Aggregate Observations by Cell Type for CNV Analysis Aggregates observations with the same cell types to increase counts per observation, improving Copy Number Variation (CNV) computation.

Usage

prepareCountsForCNVAnalysis(
  seuratObj,
  sampleName = NULL,
  referenceVar = NULL,
  aggregateByVar = TRUE,
  aggregFactor = 15000,
  seuratClusterResolution = 0.8,
  reClusterSeurat = FALSE
)

Arguments

seuratObj

A Seurat object containing the data.

sampleName

A character string specifying the sample name.

referenceVar

The name of the metadata column in the Seurat object that contains reference annotations.

aggregateByVar

Logical. If TRUE (default), aggregates observations based on referenceVar annotations.

aggregFactor

Integer.
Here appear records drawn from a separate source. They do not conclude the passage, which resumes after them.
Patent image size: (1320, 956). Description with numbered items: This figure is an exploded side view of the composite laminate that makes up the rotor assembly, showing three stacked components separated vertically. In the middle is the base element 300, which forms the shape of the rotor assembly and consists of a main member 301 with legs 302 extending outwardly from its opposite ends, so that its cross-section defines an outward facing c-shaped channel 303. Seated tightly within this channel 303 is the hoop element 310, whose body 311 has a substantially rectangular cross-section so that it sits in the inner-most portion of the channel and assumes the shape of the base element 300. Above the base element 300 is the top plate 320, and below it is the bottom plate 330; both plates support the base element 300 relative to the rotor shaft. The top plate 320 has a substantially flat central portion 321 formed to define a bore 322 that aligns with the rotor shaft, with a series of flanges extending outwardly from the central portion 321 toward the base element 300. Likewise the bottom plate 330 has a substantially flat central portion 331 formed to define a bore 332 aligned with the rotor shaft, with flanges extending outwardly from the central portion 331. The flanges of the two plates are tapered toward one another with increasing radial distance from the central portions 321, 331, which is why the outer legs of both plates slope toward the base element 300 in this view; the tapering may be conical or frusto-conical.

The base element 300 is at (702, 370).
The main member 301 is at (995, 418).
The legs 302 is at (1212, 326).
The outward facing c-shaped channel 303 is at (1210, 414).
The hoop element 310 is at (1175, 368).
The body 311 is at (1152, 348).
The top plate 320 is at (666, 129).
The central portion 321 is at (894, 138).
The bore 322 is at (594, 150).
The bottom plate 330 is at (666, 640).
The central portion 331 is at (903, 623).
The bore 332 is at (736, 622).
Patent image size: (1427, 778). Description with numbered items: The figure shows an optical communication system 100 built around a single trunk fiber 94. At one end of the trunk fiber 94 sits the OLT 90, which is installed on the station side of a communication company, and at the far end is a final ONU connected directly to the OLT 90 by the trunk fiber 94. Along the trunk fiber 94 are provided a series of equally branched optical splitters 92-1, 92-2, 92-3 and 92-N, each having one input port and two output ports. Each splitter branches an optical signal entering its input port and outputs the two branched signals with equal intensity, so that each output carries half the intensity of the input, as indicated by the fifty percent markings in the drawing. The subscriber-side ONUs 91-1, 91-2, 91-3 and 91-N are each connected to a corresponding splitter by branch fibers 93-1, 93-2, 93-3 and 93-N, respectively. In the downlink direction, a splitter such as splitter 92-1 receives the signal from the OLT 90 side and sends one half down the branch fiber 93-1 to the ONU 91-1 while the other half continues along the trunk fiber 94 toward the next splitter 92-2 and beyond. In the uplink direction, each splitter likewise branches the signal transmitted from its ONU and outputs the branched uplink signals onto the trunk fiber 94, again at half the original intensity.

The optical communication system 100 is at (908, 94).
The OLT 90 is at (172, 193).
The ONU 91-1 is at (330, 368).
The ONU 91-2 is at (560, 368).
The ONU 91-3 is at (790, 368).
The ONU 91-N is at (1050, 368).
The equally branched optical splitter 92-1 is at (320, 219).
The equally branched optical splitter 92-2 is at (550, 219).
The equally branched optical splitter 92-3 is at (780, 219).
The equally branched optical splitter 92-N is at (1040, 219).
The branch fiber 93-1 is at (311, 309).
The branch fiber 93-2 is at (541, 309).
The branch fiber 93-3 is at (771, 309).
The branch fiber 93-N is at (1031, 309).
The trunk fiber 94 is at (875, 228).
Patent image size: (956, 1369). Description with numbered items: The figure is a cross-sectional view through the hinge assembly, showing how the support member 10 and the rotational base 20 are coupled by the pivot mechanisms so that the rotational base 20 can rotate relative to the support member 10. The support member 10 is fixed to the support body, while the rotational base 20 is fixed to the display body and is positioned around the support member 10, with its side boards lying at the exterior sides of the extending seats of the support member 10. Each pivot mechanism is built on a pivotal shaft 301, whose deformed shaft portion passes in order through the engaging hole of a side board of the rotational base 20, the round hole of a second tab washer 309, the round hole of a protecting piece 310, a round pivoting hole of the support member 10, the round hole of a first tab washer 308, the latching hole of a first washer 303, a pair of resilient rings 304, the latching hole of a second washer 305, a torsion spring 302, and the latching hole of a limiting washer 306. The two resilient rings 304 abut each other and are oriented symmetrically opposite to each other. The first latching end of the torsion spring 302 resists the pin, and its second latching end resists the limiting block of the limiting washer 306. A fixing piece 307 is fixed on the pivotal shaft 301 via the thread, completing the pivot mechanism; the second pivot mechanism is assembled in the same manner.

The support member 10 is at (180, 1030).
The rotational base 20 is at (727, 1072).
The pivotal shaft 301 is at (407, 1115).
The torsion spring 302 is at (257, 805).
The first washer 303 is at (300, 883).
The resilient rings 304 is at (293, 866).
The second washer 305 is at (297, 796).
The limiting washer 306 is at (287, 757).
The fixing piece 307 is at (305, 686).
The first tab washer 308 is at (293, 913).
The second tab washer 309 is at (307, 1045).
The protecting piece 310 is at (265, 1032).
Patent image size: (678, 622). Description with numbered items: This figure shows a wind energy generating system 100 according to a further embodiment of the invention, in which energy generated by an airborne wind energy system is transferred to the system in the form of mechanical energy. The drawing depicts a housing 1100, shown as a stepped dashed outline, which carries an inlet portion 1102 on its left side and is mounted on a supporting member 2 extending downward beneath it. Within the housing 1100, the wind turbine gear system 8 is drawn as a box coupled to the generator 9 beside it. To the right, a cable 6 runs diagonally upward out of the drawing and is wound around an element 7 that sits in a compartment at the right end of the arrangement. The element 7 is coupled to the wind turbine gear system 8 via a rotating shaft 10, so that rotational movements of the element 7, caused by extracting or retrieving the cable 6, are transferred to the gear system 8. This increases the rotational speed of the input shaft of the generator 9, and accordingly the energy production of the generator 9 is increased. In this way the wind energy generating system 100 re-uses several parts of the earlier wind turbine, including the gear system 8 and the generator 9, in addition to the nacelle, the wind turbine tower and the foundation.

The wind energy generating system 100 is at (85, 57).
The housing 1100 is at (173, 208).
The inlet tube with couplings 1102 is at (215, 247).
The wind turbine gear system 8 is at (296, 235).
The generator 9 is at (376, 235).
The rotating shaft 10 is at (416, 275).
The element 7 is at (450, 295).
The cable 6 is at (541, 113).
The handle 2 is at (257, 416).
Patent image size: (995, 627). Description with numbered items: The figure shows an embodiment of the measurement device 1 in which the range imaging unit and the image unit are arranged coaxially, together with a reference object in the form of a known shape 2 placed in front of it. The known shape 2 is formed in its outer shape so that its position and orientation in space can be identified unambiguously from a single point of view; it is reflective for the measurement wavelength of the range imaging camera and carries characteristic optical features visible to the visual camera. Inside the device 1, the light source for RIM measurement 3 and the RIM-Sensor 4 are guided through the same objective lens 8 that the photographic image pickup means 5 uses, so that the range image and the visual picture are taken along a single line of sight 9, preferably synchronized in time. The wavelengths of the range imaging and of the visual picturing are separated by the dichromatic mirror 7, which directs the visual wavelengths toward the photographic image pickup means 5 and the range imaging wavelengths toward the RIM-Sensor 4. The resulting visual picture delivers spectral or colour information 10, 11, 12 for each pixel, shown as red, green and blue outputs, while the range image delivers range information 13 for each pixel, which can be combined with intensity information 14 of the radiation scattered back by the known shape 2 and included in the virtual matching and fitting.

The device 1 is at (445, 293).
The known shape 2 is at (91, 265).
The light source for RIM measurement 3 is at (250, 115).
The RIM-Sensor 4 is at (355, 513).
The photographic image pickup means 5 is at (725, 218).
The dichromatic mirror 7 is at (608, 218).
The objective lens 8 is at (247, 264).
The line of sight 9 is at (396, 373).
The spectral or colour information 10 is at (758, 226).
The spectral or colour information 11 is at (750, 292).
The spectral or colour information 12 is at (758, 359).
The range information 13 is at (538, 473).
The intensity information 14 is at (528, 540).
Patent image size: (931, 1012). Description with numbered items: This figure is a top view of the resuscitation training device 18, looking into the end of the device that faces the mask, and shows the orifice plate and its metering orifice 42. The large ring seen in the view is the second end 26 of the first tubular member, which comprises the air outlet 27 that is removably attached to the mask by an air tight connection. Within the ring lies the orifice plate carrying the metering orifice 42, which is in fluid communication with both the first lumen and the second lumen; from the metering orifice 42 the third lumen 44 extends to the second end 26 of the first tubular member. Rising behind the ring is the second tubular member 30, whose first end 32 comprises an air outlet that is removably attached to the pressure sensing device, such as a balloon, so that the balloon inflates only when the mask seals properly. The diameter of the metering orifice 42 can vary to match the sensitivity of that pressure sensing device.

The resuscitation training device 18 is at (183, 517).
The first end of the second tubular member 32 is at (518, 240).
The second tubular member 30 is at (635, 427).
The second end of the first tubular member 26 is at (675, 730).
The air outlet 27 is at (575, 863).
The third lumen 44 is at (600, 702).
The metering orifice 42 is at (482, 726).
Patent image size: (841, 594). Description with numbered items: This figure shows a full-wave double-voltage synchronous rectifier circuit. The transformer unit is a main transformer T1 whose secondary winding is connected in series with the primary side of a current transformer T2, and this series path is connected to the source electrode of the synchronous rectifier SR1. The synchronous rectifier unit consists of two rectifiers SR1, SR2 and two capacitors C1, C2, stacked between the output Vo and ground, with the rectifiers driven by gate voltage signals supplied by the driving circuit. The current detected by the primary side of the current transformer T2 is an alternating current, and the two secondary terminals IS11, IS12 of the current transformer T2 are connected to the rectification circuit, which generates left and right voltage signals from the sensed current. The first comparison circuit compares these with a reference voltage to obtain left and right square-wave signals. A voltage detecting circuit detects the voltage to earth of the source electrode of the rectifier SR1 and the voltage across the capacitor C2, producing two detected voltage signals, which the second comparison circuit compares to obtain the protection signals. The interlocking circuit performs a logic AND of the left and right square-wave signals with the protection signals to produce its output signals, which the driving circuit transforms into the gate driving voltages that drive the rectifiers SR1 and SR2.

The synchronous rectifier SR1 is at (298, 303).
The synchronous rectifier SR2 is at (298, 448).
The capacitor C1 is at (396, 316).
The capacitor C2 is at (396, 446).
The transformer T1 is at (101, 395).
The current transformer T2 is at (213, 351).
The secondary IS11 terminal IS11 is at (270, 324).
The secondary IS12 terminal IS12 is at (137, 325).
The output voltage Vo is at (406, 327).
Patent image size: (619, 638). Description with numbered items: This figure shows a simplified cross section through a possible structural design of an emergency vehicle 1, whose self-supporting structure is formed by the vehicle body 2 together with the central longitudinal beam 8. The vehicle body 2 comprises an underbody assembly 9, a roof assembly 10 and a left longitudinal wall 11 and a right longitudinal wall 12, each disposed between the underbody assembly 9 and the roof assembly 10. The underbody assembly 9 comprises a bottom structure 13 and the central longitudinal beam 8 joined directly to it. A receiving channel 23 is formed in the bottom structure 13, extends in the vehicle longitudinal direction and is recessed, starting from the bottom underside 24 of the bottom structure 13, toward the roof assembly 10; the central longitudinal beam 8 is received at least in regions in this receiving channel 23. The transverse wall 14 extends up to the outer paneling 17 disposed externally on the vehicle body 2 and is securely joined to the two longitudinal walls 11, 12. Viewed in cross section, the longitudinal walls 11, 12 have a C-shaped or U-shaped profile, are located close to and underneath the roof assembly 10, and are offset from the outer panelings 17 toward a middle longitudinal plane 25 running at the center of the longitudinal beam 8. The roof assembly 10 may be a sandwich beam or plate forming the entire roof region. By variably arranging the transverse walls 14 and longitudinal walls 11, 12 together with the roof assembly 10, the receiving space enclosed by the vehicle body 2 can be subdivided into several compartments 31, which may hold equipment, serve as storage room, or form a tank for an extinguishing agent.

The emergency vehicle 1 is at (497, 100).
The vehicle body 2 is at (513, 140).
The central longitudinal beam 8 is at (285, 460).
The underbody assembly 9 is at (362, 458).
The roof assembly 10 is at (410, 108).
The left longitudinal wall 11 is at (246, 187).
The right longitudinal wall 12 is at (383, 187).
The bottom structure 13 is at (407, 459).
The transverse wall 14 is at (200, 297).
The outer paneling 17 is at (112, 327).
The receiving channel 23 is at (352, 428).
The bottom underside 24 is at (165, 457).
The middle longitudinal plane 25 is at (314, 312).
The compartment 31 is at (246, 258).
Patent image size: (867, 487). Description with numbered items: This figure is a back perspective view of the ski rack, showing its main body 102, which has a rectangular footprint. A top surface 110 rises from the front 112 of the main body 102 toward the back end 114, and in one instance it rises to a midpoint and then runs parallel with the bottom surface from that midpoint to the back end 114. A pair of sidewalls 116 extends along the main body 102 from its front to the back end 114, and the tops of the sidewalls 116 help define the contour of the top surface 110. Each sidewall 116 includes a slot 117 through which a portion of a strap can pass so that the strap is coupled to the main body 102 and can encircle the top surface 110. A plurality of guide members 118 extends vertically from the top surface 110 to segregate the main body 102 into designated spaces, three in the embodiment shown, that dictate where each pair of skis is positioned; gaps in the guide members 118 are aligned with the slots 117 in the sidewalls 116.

The target number of counts per observation (default = 15000).

seuratClusterResolution

Numeric. The resolution used for Seurat clustering (default = 0.8).

reClusterSeurat

Logical. If TRUE, re-runs clustering on the Seurat object.

Value

A Seurat object with:

  • A new assay called "AggregatedCounts" containing the modified count matrix.

  • Seurat clusters stored in the metadata.